4. The compressor assembly as described in claim 3, characterized in that, The base plate is disposed between the housing and the control plate, the heat insulation component is disposed between the base plate and the control plate, the base plate has a mounting surface facing the heat insulation component, and the heating film is disposed on the mounting surface.
5. The compressor assembly as described in claim 4, characterized in that, The heating film is attached to the mounting surface by sintering.
6. The compressor assembly as described in claim 4, characterized in that, The heating film is provided with a connecting electrode, which is electrically connected to the heating film and the control board. The heat insulation component is provided with a clearance, through which the connecting electrode passes.
7. The compressor assembly as described in claim 2, characterized in that, The heater also includes a turbulence structure disposed inside the heating chamber. The turbulence structure has multiple spaced turbulence sections, and a flow gap is formed between the multiple turbulence sections.
8. The compressor assembly as described in claim 7, characterized in that, The turbulence-disrupting part is a turbulence-disrupting protrusion provided on the inner surface of the heating cavity; or, the turbulence-disrupting part is a turbulence-disrupting fin separately provided from the heating shell.

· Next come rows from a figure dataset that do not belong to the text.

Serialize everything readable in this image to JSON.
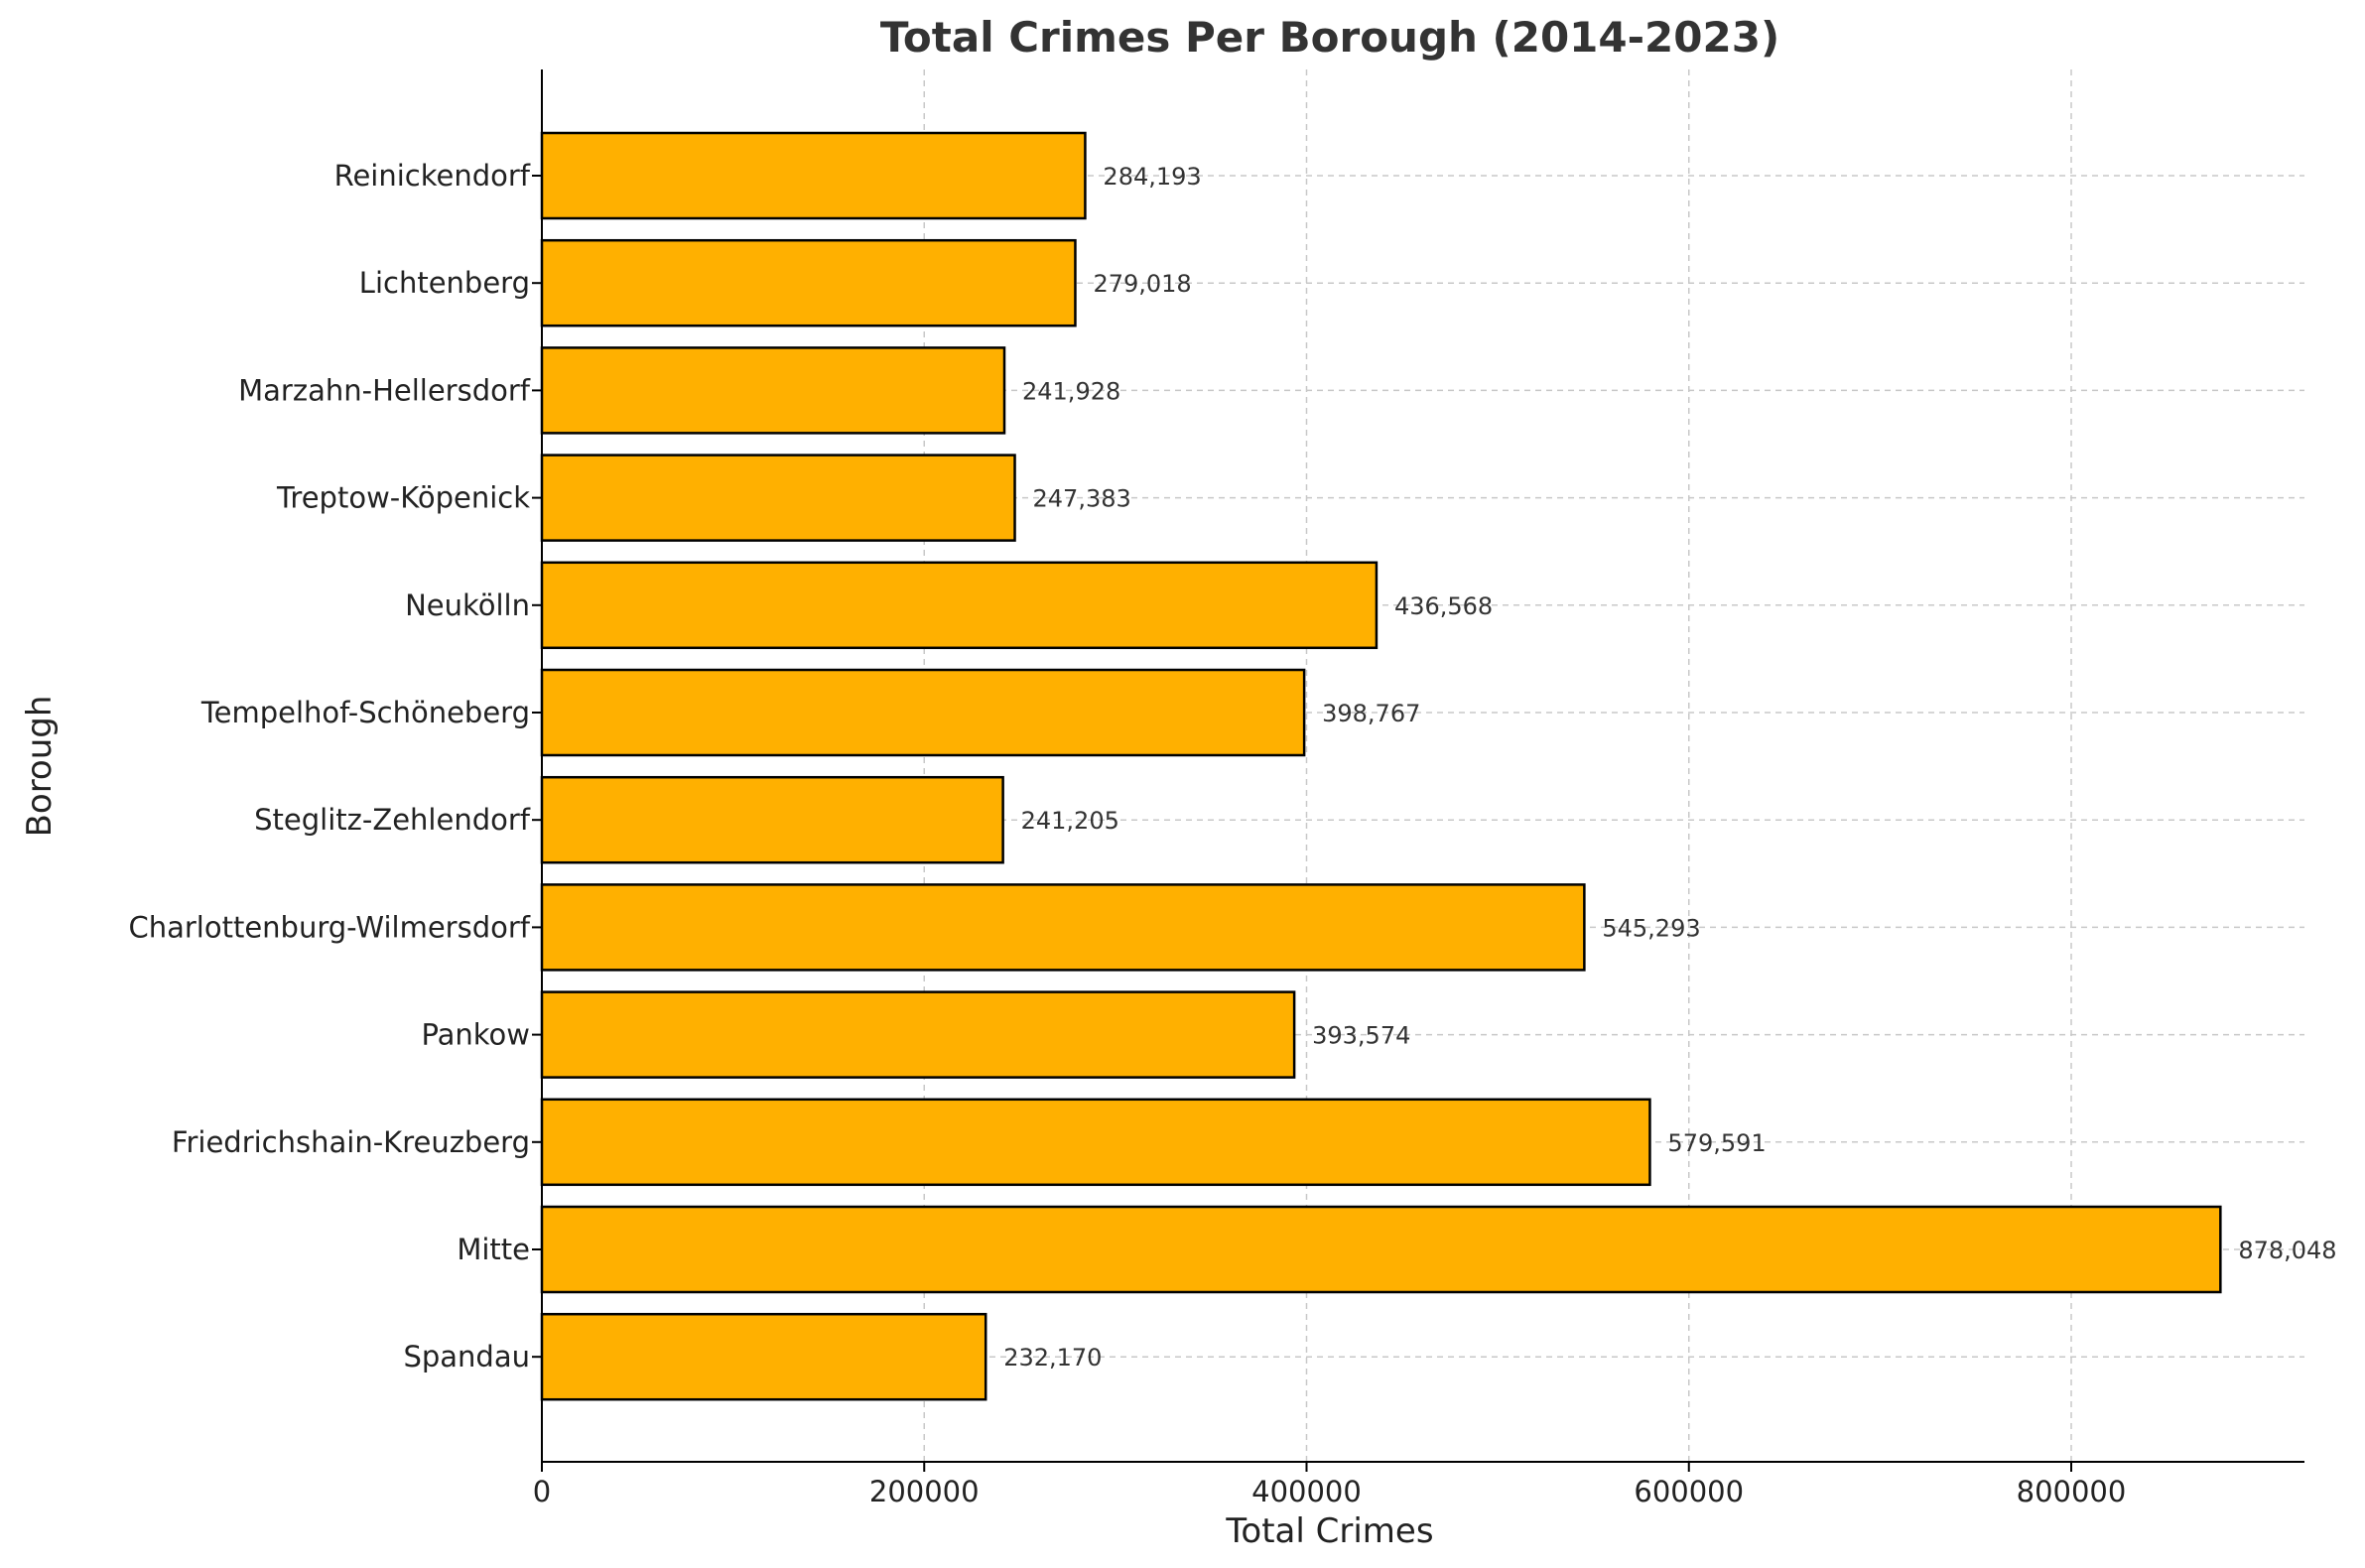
{
  "chart_data": {
    "type": "bar",
    "orientation": "horizontal",
    "title": "Total Crimes Per Borough (2014-2023)",
    "xlabel": "Total Crimes",
    "ylabel": "Borough",
    "categories": [
      "Spandau",
      "Mitte",
      "Friedrichshain-Kreuzberg",
      "Pankow",
      "Charlottenburg-Wilmersdorf",
      "Steglitz-Zehlendorf",
      "Tempelhof-Schöneberg",
      "Neukölln",
      "Treptow-Köpenick",
      "Marzahn-Hellersdorf",
      "Lichtenberg",
      "Reinickendorf"
    ],
    "values": [
      232170,
      878048,
      579591,
      393574,
      545293,
      241205,
      398767,
      436568,
      247383,
      241928,
      279018,
      284193
    ],
    "data_labels": [
      "232,170",
      "878,048",
      "579,591",
      "393,574",
      "545,293",
      "241,205",
      "398,767",
      "436,568",
      "247,383",
      "241,928",
      "279,018",
      "284,193"
    ],
    "xlim": [
      0,
      922000
    ],
    "xticks": [
      0,
      200000,
      400000,
      600000,
      800000
    ],
    "xtick_labels": [
      "0",
      "200000",
      "400000",
      "600000",
      "800000"
    ],
    "grid": true,
    "bar_color": "#FFB000",
    "bar_edge_color": "#000000"
  }
}
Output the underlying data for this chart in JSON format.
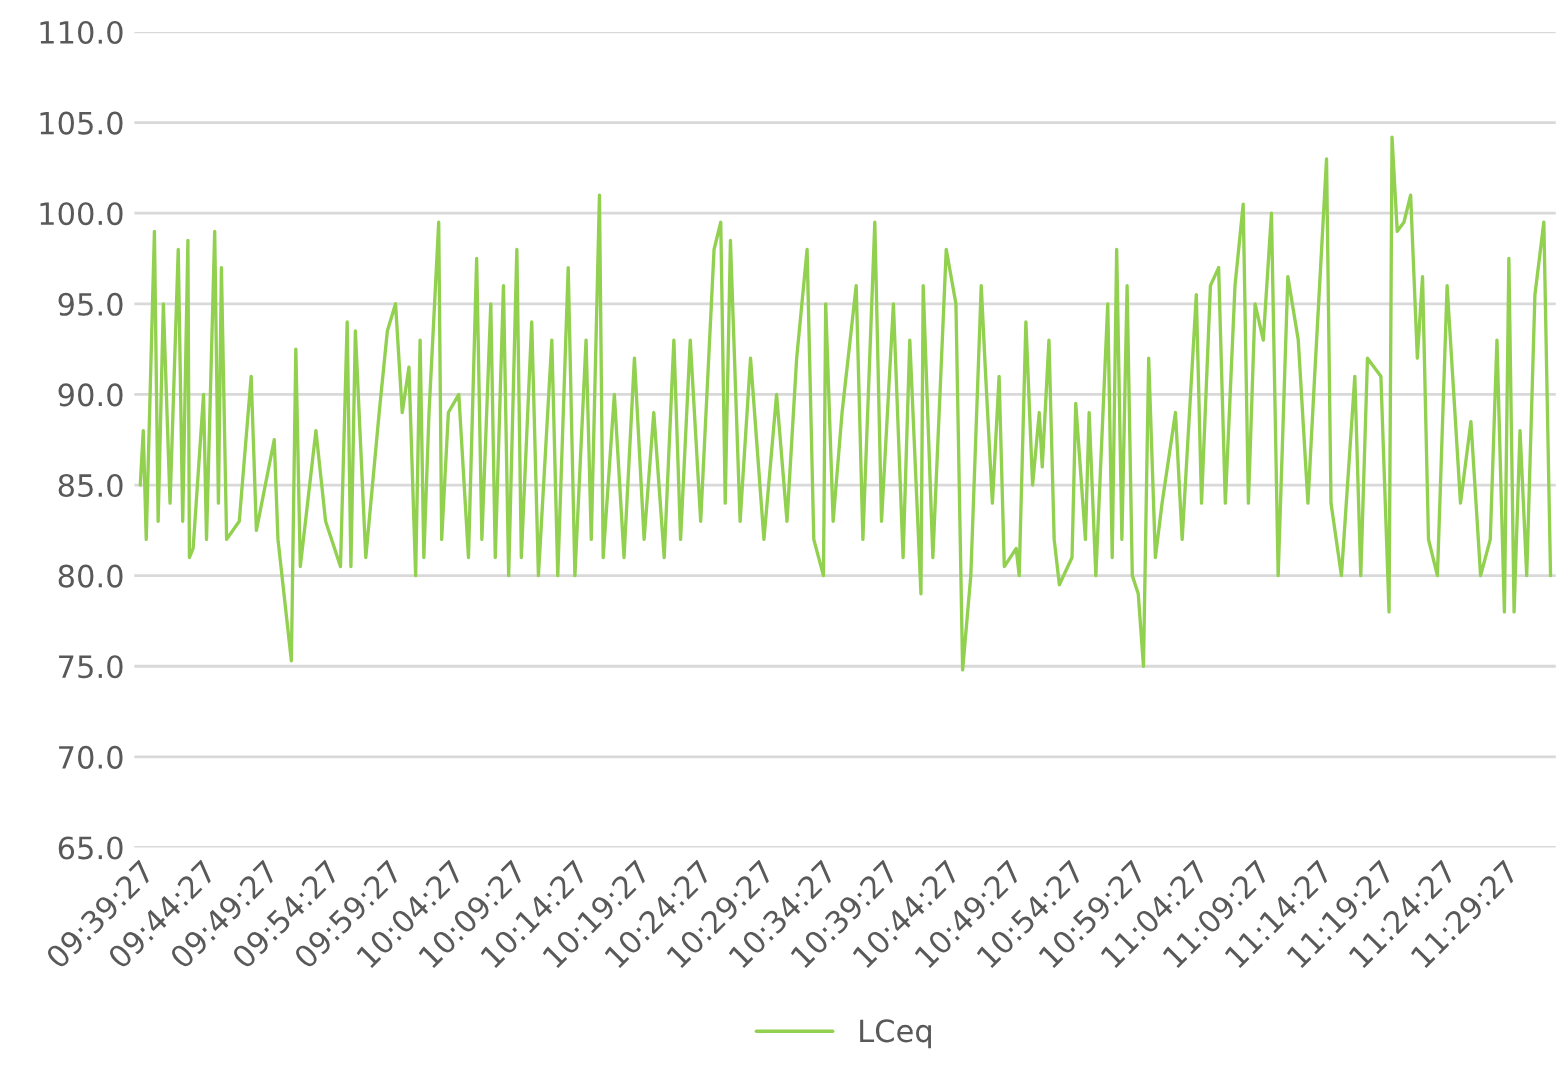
{
  "chart_data": {
    "type": "line",
    "x": [
      9.658,
      9.662,
      9.666,
      9.677,
      9.682,
      9.689,
      9.698,
      9.709,
      9.715,
      9.722,
      9.724,
      9.729,
      9.743,
      9.747,
      9.758,
      9.763,
      9.767,
      9.774,
      9.791,
      9.807,
      9.814,
      9.838,
      9.843,
      9.861,
      9.867,
      9.873,
      9.894,
      9.907,
      9.927,
      9.936,
      9.941,
      9.947,
      9.961,
      9.979,
      9.99,
      10.001,
      10.01,
      10.019,
      10.028,
      10.034,
      10.039,
      10.046,
      10.059,
      10.063,
      10.072,
      10.086,
      10.099,
      10.11,
      10.117,
      10.129,
      10.135,
      10.146,
      10.153,
      10.164,
      10.17,
      10.184,
      10.193,
      10.211,
      10.219,
      10.233,
      10.242,
      10.257,
      10.264,
      10.275,
      10.28,
      10.295,
      10.308,
      10.322,
      10.335,
      10.348,
      10.362,
      10.375,
      10.384,
      10.397,
      10.411,
      10.429,
      10.438,
      10.444,
      10.451,
      10.464,
      10.478,
      10.496,
      10.513,
      10.527,
      10.54,
      10.554,
      10.563,
      10.576,
      10.579,
      10.589,
      10.601,
      10.62,
      10.629,
      10.645,
      10.654,
      10.67,
      10.683,
      10.692,
      10.707,
      10.71,
      10.723,
      10.741,
      10.754,
      10.763,
      10.774,
      10.788,
      10.794,
      10.803,
      10.812,
      10.819,
      10.835,
      10.839,
      10.848,
      10.857,
      10.866,
      10.87,
      10.879,
      10.886,
      10.893,
      10.91,
      10.915,
      10.928,
      10.933,
      10.942,
      10.958,
      10.964,
      10.97,
      10.977,
      10.984,
      10.991,
      10.999,
      11.006,
      11.013,
      11.022,
      11.031,
      11.049,
      11.058,
      11.077,
      11.084,
      11.096,
      11.107,
      11.116,
      11.129,
      11.14,
      11.147,
      11.156,
      11.167,
      11.178,
      11.187,
      11.2,
      11.214,
      11.227,
      11.236,
      11.252,
      11.258,
      11.272,
      11.29,
      11.298,
      11.307,
      11.325,
      11.336,
      11.34,
      11.347,
      11.356,
      11.365,
      11.374,
      11.381,
      11.389,
      11.401,
      11.414,
      11.432,
      11.446,
      11.459,
      11.472,
      11.481,
      11.491,
      11.497,
      11.504,
      11.512,
      11.521,
      11.532,
      11.544,
      11.553
    ],
    "series": [
      {
        "name": "LCeq",
        "color": "#92d050",
        "values": [
          85,
          88,
          82,
          99,
          83,
          95,
          84,
          98,
          83,
          98.5,
          81,
          81.5,
          90,
          82,
          99,
          84,
          97,
          82,
          83,
          91,
          82.5,
          87.5,
          82,
          75.3,
          92.5,
          80.5,
          88,
          83,
          80.5,
          94,
          80.5,
          93.5,
          81,
          89,
          93.5,
          95,
          89,
          91.5,
          80,
          93,
          81,
          89,
          99.5,
          82,
          89,
          90,
          81,
          97.5,
          82,
          95,
          81,
          96,
          80,
          98,
          81,
          94,
          80,
          93,
          80,
          97,
          80,
          93,
          82,
          101,
          81,
          90,
          81,
          92,
          82,
          89,
          81,
          93,
          82,
          93,
          83,
          98,
          99.5,
          84,
          98.5,
          83,
          92,
          82,
          90,
          83,
          92,
          98,
          82,
          80,
          95,
          83,
          89,
          96,
          82,
          99.5,
          83,
          95,
          81,
          93,
          79,
          96,
          81,
          98,
          95,
          74.8,
          80,
          96,
          91,
          84,
          91,
          80.5,
          81.5,
          80,
          94,
          85,
          89,
          86,
          93,
          82,
          79.5,
          81,
          89.5,
          82,
          89,
          80,
          95,
          81,
          98,
          82,
          96,
          80,
          79,
          75,
          92,
          81,
          84,
          89,
          82,
          95.5,
          84,
          96,
          97,
          84,
          96,
          100.5,
          84,
          95,
          93,
          100,
          80,
          96.5,
          93,
          84,
          91,
          103,
          84,
          80,
          91,
          80,
          92,
          91,
          78,
          104.2,
          99,
          99.5,
          101,
          92,
          96.5,
          82,
          80,
          96,
          84,
          88.5,
          80,
          82,
          93,
          78,
          97.5,
          78,
          88,
          80,
          95.5,
          99.5,
          80
        ]
      }
    ],
    "xlim": [
      9.65,
      11.56
    ],
    "xticks": [
      {
        "value": 9.6575,
        "label": "09:39:27"
      },
      {
        "value": 9.74083,
        "label": "09:44:27"
      },
      {
        "value": 9.82417,
        "label": "09:49:27"
      },
      {
        "value": 9.9075,
        "label": "09:54:27"
      },
      {
        "value": 9.99083,
        "label": "09:59:27"
      },
      {
        "value": 10.07417,
        "label": "10:04:27"
      },
      {
        "value": 10.1575,
        "label": "10:09:27"
      },
      {
        "value": 10.24083,
        "label": "10:14:27"
      },
      {
        "value": 10.32417,
        "label": "10:19:27"
      },
      {
        "value": 10.4075,
        "label": "10:24:27"
      },
      {
        "value": 10.49083,
        "label": "10:29:27"
      },
      {
        "value": 10.57417,
        "label": "10:34:27"
      },
      {
        "value": 10.6575,
        "label": "10:39:27"
      },
      {
        "value": 10.74083,
        "label": "10:44:27"
      },
      {
        "value": 10.82417,
        "label": "10:49:27"
      },
      {
        "value": 10.9075,
        "label": "10:54:27"
      },
      {
        "value": 10.99083,
        "label": "10:59:27"
      },
      {
        "value": 11.07417,
        "label": "11:04:27"
      },
      {
        "value": 11.1575,
        "label": "11:09:27"
      },
      {
        "value": 11.24083,
        "label": "11:14:27"
      },
      {
        "value": 11.32417,
        "label": "11:19:27"
      },
      {
        "value": 11.4075,
        "label": "11:24:27"
      },
      {
        "value": 11.49083,
        "label": "11:29:27"
      }
    ],
    "ylim": [
      65,
      110
    ],
    "yticks": [
      {
        "value": 65,
        "label": "65.0"
      },
      {
        "value": 70,
        "label": "70.0"
      },
      {
        "value": 75,
        "label": "75.0"
      },
      {
        "value": 80,
        "label": "80.0"
      },
      {
        "value": 85,
        "label": "85.0"
      },
      {
        "value": 90,
        "label": "90.0"
      },
      {
        "value": 95,
        "label": "95.0"
      },
      {
        "value": 100,
        "label": "100.0"
      },
      {
        "value": 105,
        "label": "105.0"
      },
      {
        "value": 110,
        "label": "110.0"
      }
    ],
    "grid": "y",
    "legend": "bottom",
    "marker": "none",
    "line_style": "solid"
  }
}
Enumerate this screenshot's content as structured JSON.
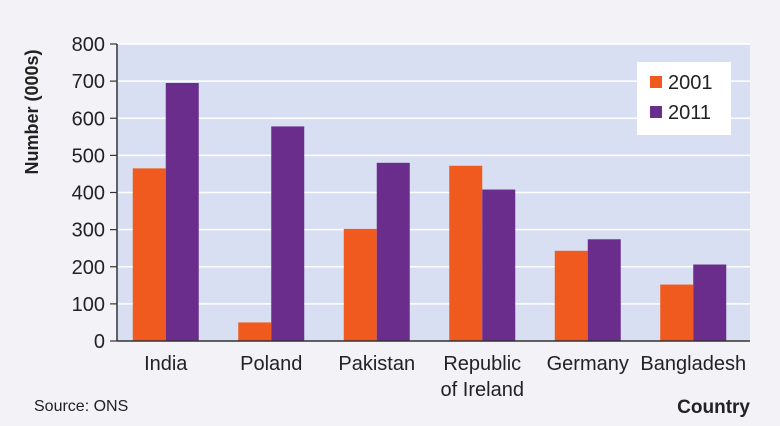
{
  "chart_data": {
    "type": "bar",
    "title": "",
    "ylabel": "Number (000s)",
    "xlabel": "Country",
    "source": "Source: ONS",
    "ylim": [
      0,
      800
    ],
    "yticks": [
      0,
      100,
      200,
      300,
      400,
      500,
      600,
      700,
      800
    ],
    "grid": true,
    "legend_position": "top-right",
    "categories": [
      [
        "India"
      ],
      [
        "Poland"
      ],
      [
        "Pakistan"
      ],
      [
        "Republic",
        "of Ireland"
      ],
      [
        "Germany"
      ],
      [
        "Bangladesh"
      ]
    ],
    "series": [
      {
        "name": "2001",
        "color": "#f05a1e",
        "values": [
          465,
          50,
          302,
          472,
          243,
          152
        ]
      },
      {
        "name": "2011",
        "color": "#6b2d8c",
        "values": [
          695,
          578,
          480,
          408,
          274,
          206
        ]
      }
    ]
  }
}
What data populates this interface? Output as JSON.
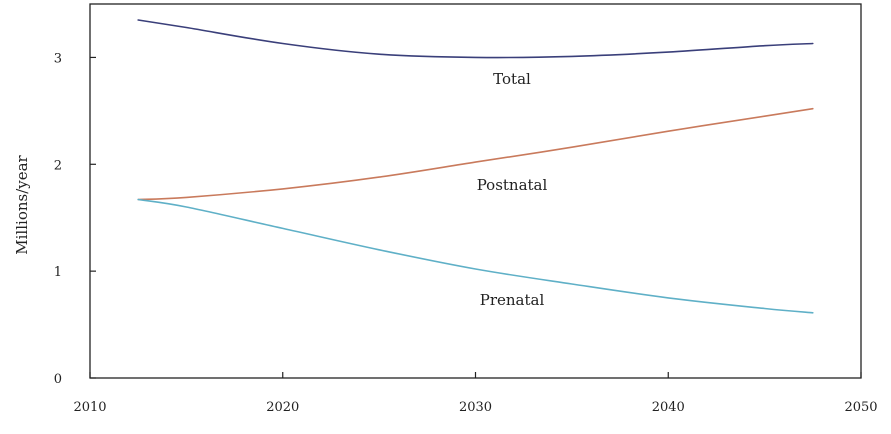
{
  "chart_data": {
    "type": "line",
    "title": "",
    "xlabel": "",
    "ylabel": "Millions/year",
    "xlim": [
      2010,
      2050
    ],
    "ylim": [
      0,
      3.5
    ],
    "xticks": [
      2010,
      2020,
      2030,
      2040,
      2050
    ],
    "yticks": [
      0,
      1,
      2,
      3
    ],
    "grid": false,
    "legend": "none",
    "series": [
      {
        "name": "Total",
        "color": "#3a3f7a",
        "x": [
          2012.5,
          2015,
          2020,
          2025,
          2030,
          2035,
          2040,
          2045,
          2047.5
        ],
        "y": [
          3.35,
          3.28,
          3.13,
          3.03,
          3.0,
          3.01,
          3.05,
          3.11,
          3.13
        ]
      },
      {
        "name": "Postnatal",
        "color": "#c97a5c",
        "x": [
          2012.5,
          2015,
          2020,
          2025,
          2030,
          2035,
          2040,
          2045,
          2047.5
        ],
        "y": [
          1.67,
          1.69,
          1.77,
          1.88,
          2.02,
          2.16,
          2.31,
          2.45,
          2.52
        ]
      },
      {
        "name": "Prenatal",
        "color": "#5fb0c7",
        "x": [
          2012.5,
          2015,
          2020,
          2025,
          2030,
          2035,
          2040,
          2045,
          2047.5
        ],
        "y": [
          1.67,
          1.6,
          1.4,
          1.2,
          1.02,
          0.88,
          0.75,
          0.65,
          0.61
        ]
      }
    ]
  }
}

9. The compressor assembly as claimed in claim 1, characterized in that, The compressor assembly also includes a gasket, through which the heater is sealed to the compressor body; and / or, the heater and the compressor body cooperate to clamp the heat insulation element.
10. A thermal management system, characterized in that, The thermal management system includes the compressor assembly as described in any one of claims 1 to 9.
11. A car, characterized in that, The vehicle includes the thermal management system as described in claim 10.